A recent study by Scottish Widows has highlighted a concerning trend among pension savers in the UK. Astonishingly, almost 80% of individuals have been withdrawing from their pension pots prematurely, taking out an average sum of £47,000. This trend has been most prominent from 2019 to the end of 2023, signaling a shift in how retirees are managing their finances amid economic pressures.
Early Withdrawals
The data reveals that a significant portion of savers, about 52%, accessed their pension funds up to five years before their chosen retirement age. Additionally, 21% of people began tapping into their pensions even earlier, withdrawing funds nine to ten years ahead of schedule.
Interestingly, only 20% of individuals waited until their selected retirement age to start using their pension money. This highlights a drastic shift from traditional pension planning, where funds were often untouched until actual retirement.
Why Are Savers Withdrawing Early?
The reasons behind this trend are multi-faceted. Since the pension freedom reforms of 2015, over-55s have been able to withdraw from their pensions either in lump sums or as regular income, without needing to buy an annuity. This has granted more flexibility but also more room for potentially risky financial decisions.
The majority of early withdrawals are being used to manage day-to-day living expenses, driven by rising inflation and living costs. However, Scottish Widows notes that some individuals are also spending this money on holidays and leisure activities, trying to find some joy after recent turbulent years.

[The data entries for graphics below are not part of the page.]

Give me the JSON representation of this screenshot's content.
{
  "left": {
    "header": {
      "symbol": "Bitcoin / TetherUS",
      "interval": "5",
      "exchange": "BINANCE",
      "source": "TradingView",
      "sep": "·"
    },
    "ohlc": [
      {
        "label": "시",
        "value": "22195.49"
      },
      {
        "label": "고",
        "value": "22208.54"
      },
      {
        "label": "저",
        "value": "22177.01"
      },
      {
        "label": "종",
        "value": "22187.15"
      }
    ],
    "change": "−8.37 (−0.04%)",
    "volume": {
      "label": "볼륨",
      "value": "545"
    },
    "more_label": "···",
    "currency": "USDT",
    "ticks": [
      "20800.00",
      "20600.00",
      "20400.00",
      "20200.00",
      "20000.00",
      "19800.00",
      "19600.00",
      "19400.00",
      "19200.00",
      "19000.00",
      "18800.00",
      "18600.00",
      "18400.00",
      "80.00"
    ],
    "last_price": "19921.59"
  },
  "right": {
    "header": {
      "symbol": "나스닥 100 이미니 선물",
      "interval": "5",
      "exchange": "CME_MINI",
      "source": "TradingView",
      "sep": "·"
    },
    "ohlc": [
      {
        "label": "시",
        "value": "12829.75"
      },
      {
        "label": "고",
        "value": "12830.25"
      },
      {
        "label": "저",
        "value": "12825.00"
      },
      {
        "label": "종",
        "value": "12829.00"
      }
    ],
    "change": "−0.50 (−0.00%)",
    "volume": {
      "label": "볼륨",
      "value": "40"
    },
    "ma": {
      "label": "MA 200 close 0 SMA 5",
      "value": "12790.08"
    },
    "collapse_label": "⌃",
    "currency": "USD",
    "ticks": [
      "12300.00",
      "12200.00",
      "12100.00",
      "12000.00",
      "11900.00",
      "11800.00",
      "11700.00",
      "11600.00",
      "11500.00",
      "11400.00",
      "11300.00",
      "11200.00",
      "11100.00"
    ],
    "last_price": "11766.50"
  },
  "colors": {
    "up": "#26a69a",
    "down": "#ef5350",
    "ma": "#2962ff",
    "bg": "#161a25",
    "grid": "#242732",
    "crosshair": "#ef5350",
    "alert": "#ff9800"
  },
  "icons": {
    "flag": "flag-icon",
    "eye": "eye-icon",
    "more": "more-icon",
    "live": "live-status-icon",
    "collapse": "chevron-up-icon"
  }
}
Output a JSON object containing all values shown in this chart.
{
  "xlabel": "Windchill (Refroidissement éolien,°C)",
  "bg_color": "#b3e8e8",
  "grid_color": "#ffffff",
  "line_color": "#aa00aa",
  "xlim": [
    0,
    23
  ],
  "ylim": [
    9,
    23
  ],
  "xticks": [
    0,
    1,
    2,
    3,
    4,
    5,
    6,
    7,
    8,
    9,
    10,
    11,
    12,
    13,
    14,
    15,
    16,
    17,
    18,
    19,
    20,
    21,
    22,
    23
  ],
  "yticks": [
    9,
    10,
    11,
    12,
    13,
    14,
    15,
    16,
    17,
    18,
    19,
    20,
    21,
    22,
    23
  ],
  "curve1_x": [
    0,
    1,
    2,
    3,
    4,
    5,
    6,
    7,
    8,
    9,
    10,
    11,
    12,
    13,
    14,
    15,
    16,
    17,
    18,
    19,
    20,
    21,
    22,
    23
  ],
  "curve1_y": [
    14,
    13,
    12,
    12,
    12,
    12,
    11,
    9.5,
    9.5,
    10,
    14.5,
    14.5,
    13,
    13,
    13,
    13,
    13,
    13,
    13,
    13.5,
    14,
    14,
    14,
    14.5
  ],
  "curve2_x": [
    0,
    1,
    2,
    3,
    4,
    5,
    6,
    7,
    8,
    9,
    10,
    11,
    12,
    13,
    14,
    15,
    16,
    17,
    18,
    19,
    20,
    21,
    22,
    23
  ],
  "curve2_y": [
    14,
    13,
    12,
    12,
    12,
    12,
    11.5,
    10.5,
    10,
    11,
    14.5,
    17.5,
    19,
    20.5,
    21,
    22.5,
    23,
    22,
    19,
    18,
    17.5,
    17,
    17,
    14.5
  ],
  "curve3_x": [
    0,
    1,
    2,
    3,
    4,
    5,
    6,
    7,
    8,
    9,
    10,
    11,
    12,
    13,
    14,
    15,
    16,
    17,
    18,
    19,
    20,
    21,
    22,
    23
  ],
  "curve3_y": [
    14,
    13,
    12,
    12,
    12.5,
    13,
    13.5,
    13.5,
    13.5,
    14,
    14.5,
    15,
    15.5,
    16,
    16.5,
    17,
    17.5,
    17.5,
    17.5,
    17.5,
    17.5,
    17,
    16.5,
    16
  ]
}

The Financial Impact of Early Withdrawals
The consequences of withdrawing money early from pensions can be significant. According to Scottish Widows, leaving money invested could see a potential growth of £25,000 on average. For instance, if £47,000 remained invested from the age of 55 to 65, it could increase by over 50%, reaching an additional £24,661.
More detailed modeling shows that if only the tax-free portion (25%) is withdrawn early, and the rest remains invested, the growth could still be substantial, with savers potentially being £18,496 better off after ten years.
Risks and Advice
Scottish Widows warns of the risks associated with early withdrawals, such as tax implications and reduced financial stability in later years. Graeme Bold, the director of workplace pensions at Scottish Widows, emphasises the need for both savers and providers to take protective measures against these risks. He suggests that more effort is needed to encourage individuals to keep their pensions invested for as long as possible, ensuring support through all stages of their investment lifetime.
While the freedom to manage pension funds has given retirees more control over their finances, the trend of early withdrawals poses potential risks to financial security in later life. Savers are encouraged to consider these implications carefully and seek professional financial advice when contemplating early access to pension funds. As the minimum age for accessing pensions is set to rise from 55 to 57 in 2028, planning for the future and understanding the impact of early withdrawals will become even more crucial.